Example: Plot to array, not file

import numpy as np
from matplotlib.backends.backend_agg import FigureCanvasAgg
from matplotlib.figure import Figure
from spatialdata.models import Image2DModel
from spatialdata.transforations import Scale, Sequence, Translation

def matplotlib_figure_to_array(fig: Figure) -> np.ndarray:
    """
    Render a Matplotlib figure to a Numpy array.

    Args:
        fig: A figure. The figure's canvas must be a FigureCanvasAgg

    Returns:
        An RGB Numpy array
    """
    # From https://stackoverflow.com/a/7821917
    # matplotlib.pyplot.switch_backend("agg")

    # If we haven't already shown or saved the plot, then we need to
    # draw the figure first...
    fig.canvas: FigureCanvasAgg
    fig.canvas.draw()

    # Now we can save it to a Numpy array.
    array = np.frombuffer(fig.canvas.buffer_rgba(), dtype=np.uint8)
    image_rgba = array.reshape(fig.canvas.get_width_height()[::-1] + (4,))
    image_rgb = image_rgba[:, :, :3]
    return image_rgb

# Using ax from above with already rendered image (after show).
image_array = matplotlib_figure_to_array(ax.figure)
# Now we can do with the image array whatever we want, even add it to SpatialData:
image = Image2DModel.parse(
    image_array,
    transformations={
        "global": Sequence(
            [
                Scale([1.0 / resolution, 1.0 / resolution], axes=("y", "x")),
                Translation(bounding_box[0], axes=("y", "x"))
            ]
        )
    },
    dims=("y", "x", "c"),
    c_coords=("r", "g", "b"),
    # rgb=True,
)
sdata.add_image(name="rendered_image", image=image)

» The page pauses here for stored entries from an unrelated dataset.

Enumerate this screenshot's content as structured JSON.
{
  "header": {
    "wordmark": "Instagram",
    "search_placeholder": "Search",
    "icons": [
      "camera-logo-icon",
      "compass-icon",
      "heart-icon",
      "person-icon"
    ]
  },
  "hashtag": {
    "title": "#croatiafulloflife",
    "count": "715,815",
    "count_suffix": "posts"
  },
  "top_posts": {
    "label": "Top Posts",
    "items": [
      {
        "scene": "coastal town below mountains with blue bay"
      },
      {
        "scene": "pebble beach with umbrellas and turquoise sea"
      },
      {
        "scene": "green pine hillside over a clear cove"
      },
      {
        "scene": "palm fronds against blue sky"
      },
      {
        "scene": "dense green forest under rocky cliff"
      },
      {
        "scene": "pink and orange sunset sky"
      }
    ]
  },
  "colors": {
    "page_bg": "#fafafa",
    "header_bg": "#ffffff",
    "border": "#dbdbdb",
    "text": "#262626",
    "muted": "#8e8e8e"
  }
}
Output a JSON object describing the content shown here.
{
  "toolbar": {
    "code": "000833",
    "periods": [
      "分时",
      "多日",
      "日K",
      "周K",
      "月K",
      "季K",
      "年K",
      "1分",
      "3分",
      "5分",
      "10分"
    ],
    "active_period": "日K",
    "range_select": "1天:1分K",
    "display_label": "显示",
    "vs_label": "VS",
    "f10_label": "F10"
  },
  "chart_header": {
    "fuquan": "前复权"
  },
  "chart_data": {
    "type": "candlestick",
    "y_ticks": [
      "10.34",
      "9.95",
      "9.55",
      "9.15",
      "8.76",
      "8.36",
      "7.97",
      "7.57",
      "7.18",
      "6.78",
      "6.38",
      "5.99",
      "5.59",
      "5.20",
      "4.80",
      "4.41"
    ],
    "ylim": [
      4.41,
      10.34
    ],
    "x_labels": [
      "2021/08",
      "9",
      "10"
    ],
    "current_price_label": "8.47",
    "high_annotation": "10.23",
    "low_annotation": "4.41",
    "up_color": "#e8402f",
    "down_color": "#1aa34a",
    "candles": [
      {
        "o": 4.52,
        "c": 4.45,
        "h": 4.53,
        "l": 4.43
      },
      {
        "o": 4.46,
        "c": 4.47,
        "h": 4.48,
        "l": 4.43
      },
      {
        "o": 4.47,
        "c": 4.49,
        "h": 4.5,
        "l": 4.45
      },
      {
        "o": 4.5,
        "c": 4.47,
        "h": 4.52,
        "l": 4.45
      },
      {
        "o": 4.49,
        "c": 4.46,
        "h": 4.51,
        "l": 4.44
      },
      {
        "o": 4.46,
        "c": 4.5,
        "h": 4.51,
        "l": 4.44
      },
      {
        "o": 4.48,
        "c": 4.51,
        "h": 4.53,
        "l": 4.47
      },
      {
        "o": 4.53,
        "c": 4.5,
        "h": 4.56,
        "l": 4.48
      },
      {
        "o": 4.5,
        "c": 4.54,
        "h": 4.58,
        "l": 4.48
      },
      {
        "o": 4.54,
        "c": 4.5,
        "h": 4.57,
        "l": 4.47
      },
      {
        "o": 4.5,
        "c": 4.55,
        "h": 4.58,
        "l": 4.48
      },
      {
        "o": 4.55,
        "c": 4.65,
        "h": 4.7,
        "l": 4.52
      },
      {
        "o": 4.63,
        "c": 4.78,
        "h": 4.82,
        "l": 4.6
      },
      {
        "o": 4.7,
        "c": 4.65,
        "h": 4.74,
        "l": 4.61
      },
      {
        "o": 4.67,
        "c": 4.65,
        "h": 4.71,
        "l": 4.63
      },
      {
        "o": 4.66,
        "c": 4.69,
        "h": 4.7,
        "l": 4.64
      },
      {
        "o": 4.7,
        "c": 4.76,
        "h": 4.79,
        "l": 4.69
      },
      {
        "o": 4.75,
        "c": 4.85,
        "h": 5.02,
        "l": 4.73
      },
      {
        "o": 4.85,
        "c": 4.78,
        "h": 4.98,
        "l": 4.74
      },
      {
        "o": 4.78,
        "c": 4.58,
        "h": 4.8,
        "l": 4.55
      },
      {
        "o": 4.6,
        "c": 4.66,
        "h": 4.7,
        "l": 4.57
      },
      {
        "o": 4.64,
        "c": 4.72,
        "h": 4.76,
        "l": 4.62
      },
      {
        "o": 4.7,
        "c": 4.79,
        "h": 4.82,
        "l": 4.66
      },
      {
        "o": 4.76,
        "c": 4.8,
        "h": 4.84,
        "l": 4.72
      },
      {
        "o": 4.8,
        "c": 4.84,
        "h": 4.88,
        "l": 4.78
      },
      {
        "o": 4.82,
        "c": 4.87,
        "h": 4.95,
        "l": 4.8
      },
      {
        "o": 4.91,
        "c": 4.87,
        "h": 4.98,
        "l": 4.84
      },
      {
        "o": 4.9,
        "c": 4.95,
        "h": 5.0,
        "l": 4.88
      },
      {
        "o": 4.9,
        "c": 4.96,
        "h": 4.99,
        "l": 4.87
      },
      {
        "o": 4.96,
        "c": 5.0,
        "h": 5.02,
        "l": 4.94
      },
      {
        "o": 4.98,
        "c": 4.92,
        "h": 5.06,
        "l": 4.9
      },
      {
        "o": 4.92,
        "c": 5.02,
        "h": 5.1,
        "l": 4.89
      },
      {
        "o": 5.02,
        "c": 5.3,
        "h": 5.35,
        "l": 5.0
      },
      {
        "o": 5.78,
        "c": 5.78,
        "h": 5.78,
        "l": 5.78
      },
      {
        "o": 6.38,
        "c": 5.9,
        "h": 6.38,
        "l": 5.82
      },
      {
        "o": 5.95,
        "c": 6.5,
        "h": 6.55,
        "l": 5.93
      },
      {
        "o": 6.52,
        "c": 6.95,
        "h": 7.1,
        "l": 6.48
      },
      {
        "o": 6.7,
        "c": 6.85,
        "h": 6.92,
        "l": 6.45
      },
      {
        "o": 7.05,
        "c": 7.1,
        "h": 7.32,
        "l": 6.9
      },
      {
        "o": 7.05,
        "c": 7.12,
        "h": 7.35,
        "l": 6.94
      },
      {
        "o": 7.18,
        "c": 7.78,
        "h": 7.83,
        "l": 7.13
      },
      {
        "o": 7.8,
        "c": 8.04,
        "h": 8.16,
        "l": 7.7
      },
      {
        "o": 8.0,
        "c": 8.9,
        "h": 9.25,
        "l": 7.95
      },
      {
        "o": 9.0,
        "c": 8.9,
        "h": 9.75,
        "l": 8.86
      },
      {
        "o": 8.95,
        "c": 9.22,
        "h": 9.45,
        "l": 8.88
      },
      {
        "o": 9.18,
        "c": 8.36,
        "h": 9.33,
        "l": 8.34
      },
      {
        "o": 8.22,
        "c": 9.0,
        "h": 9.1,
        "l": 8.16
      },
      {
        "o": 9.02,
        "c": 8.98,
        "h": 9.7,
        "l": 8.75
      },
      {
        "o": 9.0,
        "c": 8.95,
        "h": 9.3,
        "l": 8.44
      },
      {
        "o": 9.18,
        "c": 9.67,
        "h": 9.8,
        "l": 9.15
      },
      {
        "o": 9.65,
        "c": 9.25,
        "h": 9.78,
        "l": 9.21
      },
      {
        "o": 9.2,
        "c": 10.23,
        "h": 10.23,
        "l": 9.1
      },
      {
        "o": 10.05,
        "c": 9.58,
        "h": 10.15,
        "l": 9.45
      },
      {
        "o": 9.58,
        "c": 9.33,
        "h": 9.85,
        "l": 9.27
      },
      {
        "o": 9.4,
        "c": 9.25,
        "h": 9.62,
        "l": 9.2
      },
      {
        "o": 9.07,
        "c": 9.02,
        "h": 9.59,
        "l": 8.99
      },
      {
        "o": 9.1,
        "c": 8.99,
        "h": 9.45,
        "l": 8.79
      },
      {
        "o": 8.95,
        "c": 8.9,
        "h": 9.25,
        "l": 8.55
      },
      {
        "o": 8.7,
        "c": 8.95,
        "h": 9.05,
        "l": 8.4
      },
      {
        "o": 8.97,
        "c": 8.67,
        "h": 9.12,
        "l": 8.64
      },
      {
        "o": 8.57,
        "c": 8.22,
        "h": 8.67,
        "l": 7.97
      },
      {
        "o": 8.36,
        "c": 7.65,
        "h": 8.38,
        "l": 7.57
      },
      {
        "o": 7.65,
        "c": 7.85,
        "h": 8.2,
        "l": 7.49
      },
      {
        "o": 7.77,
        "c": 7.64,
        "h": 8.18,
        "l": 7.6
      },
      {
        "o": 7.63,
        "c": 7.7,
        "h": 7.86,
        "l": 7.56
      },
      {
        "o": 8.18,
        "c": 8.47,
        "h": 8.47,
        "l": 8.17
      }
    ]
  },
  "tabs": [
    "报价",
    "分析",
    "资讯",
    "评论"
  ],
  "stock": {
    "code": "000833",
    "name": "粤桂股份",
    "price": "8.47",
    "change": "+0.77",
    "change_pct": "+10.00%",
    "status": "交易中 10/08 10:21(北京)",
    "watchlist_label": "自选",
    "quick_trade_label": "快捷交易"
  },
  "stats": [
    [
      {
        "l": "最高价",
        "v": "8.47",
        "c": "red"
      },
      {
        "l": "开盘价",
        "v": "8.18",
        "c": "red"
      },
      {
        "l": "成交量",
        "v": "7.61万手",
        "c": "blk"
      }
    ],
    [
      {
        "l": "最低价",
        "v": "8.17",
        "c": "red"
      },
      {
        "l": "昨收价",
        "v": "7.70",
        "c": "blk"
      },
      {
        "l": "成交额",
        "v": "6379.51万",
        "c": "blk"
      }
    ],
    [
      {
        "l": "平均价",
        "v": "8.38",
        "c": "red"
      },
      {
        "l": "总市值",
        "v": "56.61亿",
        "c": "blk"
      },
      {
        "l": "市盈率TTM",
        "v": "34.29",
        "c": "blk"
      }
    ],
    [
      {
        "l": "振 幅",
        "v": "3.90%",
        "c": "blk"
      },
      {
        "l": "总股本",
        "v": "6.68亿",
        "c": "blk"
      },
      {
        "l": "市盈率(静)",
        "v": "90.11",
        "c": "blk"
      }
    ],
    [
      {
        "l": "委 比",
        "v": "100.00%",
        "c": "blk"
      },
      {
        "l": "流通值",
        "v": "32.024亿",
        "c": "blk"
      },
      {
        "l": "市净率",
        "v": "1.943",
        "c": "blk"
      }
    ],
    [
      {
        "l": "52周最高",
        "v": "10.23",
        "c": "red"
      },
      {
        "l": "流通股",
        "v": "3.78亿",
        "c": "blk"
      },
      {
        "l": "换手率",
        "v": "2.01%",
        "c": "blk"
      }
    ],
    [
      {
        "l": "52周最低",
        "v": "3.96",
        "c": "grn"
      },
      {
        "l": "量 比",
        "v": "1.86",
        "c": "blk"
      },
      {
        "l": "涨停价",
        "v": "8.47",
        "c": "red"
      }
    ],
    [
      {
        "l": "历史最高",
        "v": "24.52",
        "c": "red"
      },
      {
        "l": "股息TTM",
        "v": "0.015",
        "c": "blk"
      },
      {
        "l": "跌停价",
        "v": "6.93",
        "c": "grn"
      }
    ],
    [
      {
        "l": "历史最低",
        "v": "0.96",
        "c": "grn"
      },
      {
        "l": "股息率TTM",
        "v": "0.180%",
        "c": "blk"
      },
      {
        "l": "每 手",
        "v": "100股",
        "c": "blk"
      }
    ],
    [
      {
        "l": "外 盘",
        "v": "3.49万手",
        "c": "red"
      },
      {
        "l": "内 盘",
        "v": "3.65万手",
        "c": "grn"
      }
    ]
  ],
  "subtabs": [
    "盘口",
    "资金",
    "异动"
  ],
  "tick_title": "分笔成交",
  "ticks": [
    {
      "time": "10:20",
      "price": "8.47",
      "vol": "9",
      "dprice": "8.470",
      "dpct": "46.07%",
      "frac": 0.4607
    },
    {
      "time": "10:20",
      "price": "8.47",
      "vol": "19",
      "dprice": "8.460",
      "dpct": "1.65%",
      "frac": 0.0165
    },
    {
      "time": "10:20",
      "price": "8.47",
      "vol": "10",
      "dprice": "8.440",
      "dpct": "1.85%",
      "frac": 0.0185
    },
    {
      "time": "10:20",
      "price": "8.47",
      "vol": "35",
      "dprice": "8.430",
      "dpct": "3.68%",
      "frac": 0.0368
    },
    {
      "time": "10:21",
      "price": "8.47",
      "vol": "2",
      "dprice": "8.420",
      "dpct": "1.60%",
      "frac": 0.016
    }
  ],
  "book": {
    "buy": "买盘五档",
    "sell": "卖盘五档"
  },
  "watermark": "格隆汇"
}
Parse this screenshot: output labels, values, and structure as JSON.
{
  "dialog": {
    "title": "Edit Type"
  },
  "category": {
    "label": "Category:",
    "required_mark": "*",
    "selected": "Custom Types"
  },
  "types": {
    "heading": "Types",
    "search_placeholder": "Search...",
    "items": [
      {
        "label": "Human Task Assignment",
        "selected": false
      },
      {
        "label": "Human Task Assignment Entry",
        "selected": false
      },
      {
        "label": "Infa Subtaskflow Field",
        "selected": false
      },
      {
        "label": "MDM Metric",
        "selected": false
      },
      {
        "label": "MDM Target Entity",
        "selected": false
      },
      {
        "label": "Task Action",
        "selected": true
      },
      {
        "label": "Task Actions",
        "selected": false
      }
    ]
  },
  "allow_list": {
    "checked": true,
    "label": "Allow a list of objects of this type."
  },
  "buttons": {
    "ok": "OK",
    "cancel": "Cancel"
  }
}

On a side-note, I found the following issue(s):

  • show accepts a fig argument that is not used. When a user passes fig, spatialdata-plot still creates a new figure and the result is not what the user expected. Probably it should be removed in favor of ax.
  • I'd also rather strip most other keyword arguments from show to a bare minimum because they create a huge number of code paths and combinations of options that are hard to maintain and all need to be tested (or remain untested). There are many edge cases like when an option to figure is provided, but also a figure or axes object. It's better to use composition, that means if a user wants the figure to have certain advanced options, don't pass them through show but create the figure first, then pass the figure/axes to show.
  • show accepts frameon, but it did not (fully) achieve what I needed. I am not sure how useful it is.